In your small groups:

  • Discuss what elements of the CIA/STRIDE models were compromised here
  • Identify what from session 1 would have mitigated this attack
  • Suggest other measures BA could have taken to improve their security here

Activity 3

⌛20:00

  • Demonstrate how to use the Chrome network tab
  • Give people a go at attacking the vulnerable bubble app: a custom-built capture the flag using Airtable, MiniExtensions and Bubble
  • There are two hidden CTF codewords, of the format $ctf:code-word$
  • You can also add a new job and edit people listed on the directory
  • Hint: Login doesn't work, but sign up might

[We haven't published this app. You could try other CTFs, like those by TryHackMe or OverTheWire]

Closing

Exit ticket

[This was a Google Form]

  • Roll a 6-sided dice!
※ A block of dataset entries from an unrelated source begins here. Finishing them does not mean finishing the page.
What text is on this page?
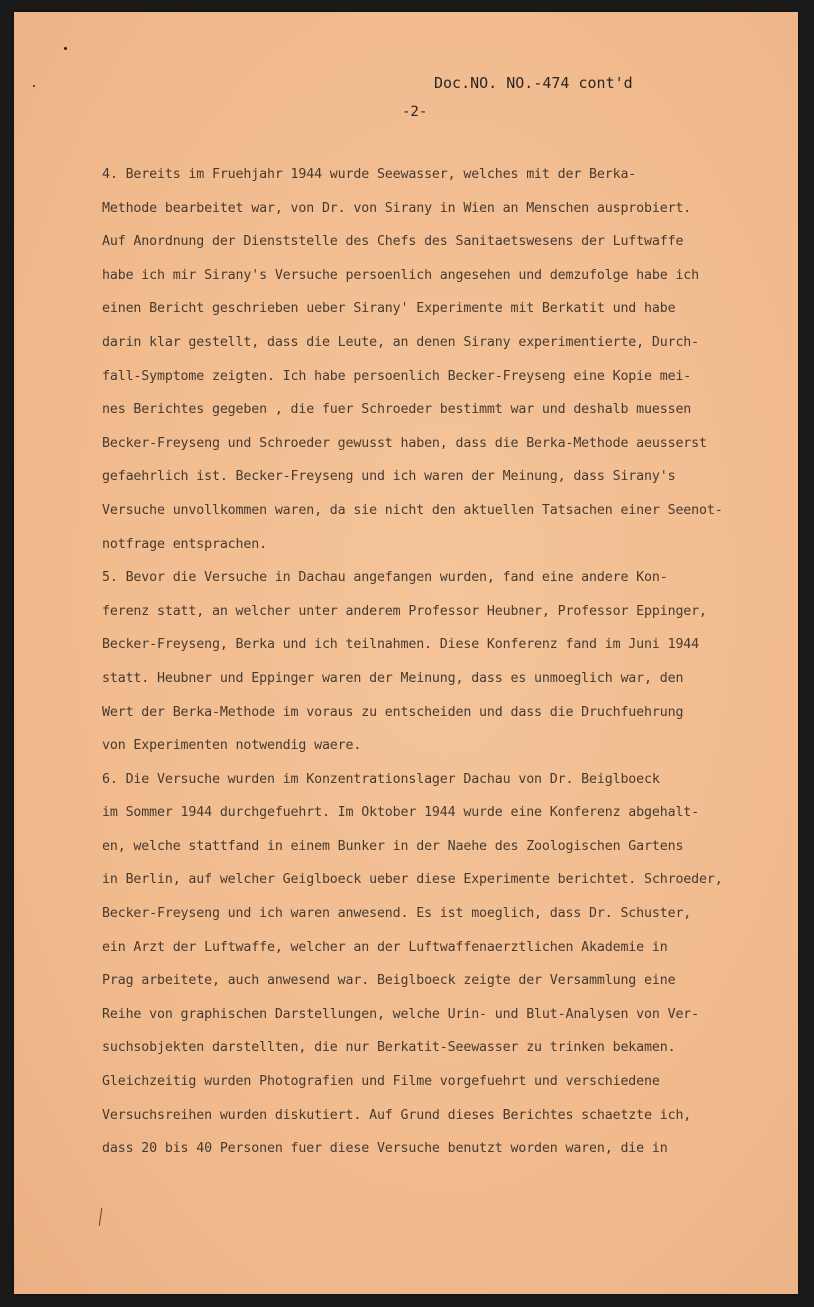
Doc.NO. NO.-474 cont'd
-2-
4. Bereits im Fruehjahr 1944 wurde Seewasser, welches mit der Berka-
Methode bearbeitet war, von Dr. von Sirany in Wien an Menschen ausprobiert.
Auf Anordnung der Dienststelle des Chefs des Sanitaetswesens der Luftwaffe
habe ich mir Sirany's Versuche persoenlich angesehen und demzufolge habe ich
einen Bericht geschrieben ueber Sirany' Experimente mit Berkatit und habe
darin klar gestellt, dass die Leute, an denen Sirany experimentierte, Durch-
fall-Symptome zeigten. Ich habe persoenlich Becker-Freyseng eine Kopie mei-
nes Berichtes gegeben , die fuer Schroeder bestimmt war und deshalb muessen
Becker-Freyseng und Schroeder gewusst haben, dass die Berka-Methode aeusserst
gefaehrlich ist. Becker-Freyseng und ich waren der Meinung, dass Sirany's
Versuche unvollkommen waren, da sie nicht den aktuellen Tatsachen einer Seenot-
notfrage entsprachen.
5. Bevor die Versuche in Dachau angefangen wurden, fand eine andere Kon-
ferenz statt, an welcher unter anderem Professor Heubner, Professor Eppinger,
Becker-Freyseng, Berka und ich teilnahmen. Diese Konferenz fand im Juni 1944
statt. Heubner und Eppinger waren der Meinung, dass es unmoeglich war, den
Wert der Berka-Methode im voraus zu entscheiden und dass die Druchfuehrung
von Experimenten notwendig waere.
6. Die Versuche wurden im Konzentrationslager Dachau von Dr. Beiglboeck
im Sommer 1944 durchgefuehrt. Im Oktober 1944 wurde eine Konferenz abgehalt-
en, welche stattfand in einem Bunker in der Naehe des Zoologischen Gartens
in Berlin, auf welcher Geiglboeck ueber diese Experimente berichtet. Schroeder,
Becker-Freyseng und ich waren anwesend. Es ist moeglich, dass Dr. Schuster,
ein Arzt der Luftwaffe, welcher an der Luftwaffenaerztlichen Akademie in
Prag arbeitete, auch anwesend war. Beiglboeck zeigte der Versammlung eine
Reihe von graphischen Darstellungen, welche Urin- und Blut-Analysen von Ver-
suchsobjekten darstellten, die nur Berkatit-Seewasser zu trinken bekamen.
Gleichzeitig wurden Photografien und Filme vorgefuehrt und verschiedene
Versuchsreihen wurden diskutiert. Auf Grund dieses Berichtes schaetzte ich,
dass 20 bis 40 Personen fuer diese Versuche benutzt worden waren, die in
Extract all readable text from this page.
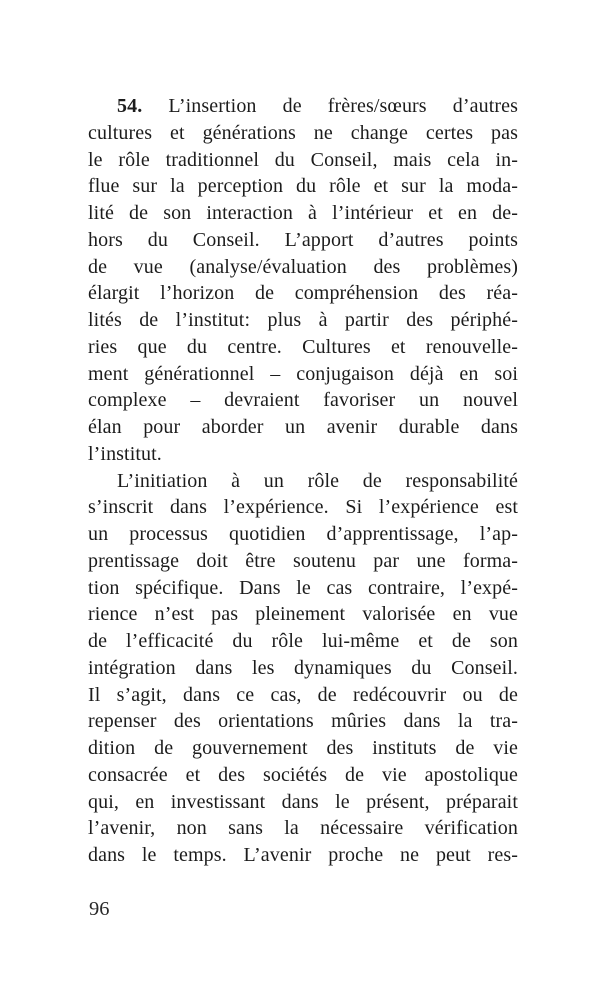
54. L’insertion de frères/sœurs d’autres
cultures et générations ne change certes pas
le rôle traditionnel du Conseil, mais cela in-
flue sur la perception du rôle et sur la moda-
lité de son interaction à l’intérieur et en de-
hors du Conseil. L’apport d’autres points
de vue (analyse/évaluation des problèmes)
élargit l’horizon de compréhension des réa-
lités de l’institut: plus à partir des périphé-
ries que du centre. Cultures et renouvelle-
ment générationnel – conjugaison déjà en soi
complexe – devraient favoriser un nouvel
élan pour aborder un avenir durable dans
l’institut.

L’initiation à un rôle de responsabilité
s’inscrit dans l’expérience. Si l’expérience est
un processus quotidien d’apprentissage, l’ap-
prentissage doit être soutenu par une forma-
tion spécifique. Dans le cas contraire, l’expé-
rience n’est pas pleinement valorisée en vue
de l’efficacité du rôle lui-même et de son
intégration dans les dynamiques du Conseil.
Il s’agit, dans ce cas, de redécouvrir ou de
repenser des orientations mûries dans la tra-
dition de gouvernement des instituts de vie
consacrée et des sociétés de vie apostolique
qui, en investissant dans le présent, préparait
l’avenir, non sans la nécessaire vérification
dans le temps. L’avenir proche ne peut res-

96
Based on the number you got, your threat areas are:
    1. Confidentiality and repudiation
    2. Integrity and elevation of privilege
    3. Tampering and information disclosure
    4. Denial of service and integrity
    5. Spoofing and confidentiality
    6. Availability and elevation of privilege
  • Roll a 4-sided dice! Based on the number you got, your system is:
    1. Airtable
    2. Bubble
    3. MiniExtensions
    4. Email
  • Describe a hypothetical threat that involves the threat areas and the system you got selected above.
    • For example, if you were given 'spoofing' and 'denial of service' on 'Email' your threat could be 'A phishing email get set to our staff pretending to be from our fiscal sponsor (Spoofing). It tricks someone into adding an attacker to our Google Workspace plan. Once inside, the attacker uses the account to send lots of spam, and so Google suspends our account - which stops us from using our operational tools (Denial of service).'
  • Explain possible mitigations for this threat, or why this is not possible.
    • For example, 'Mitigations: Ensure we have strict email settings, appropriate spam filters, and encourage our partners to improve their email security. Have a cybersecurity training programme that helps people identify and report phishing emails. Have a clear plan to handle reports of phishing promptly and effectively. Limit Google Workspace Admin access to few people, who should know the risks of adding new people directly to our organisation (or at least be aware this is something to check with others). Ensure Google Workspace security notifications are being sent to a monitored inbox.'.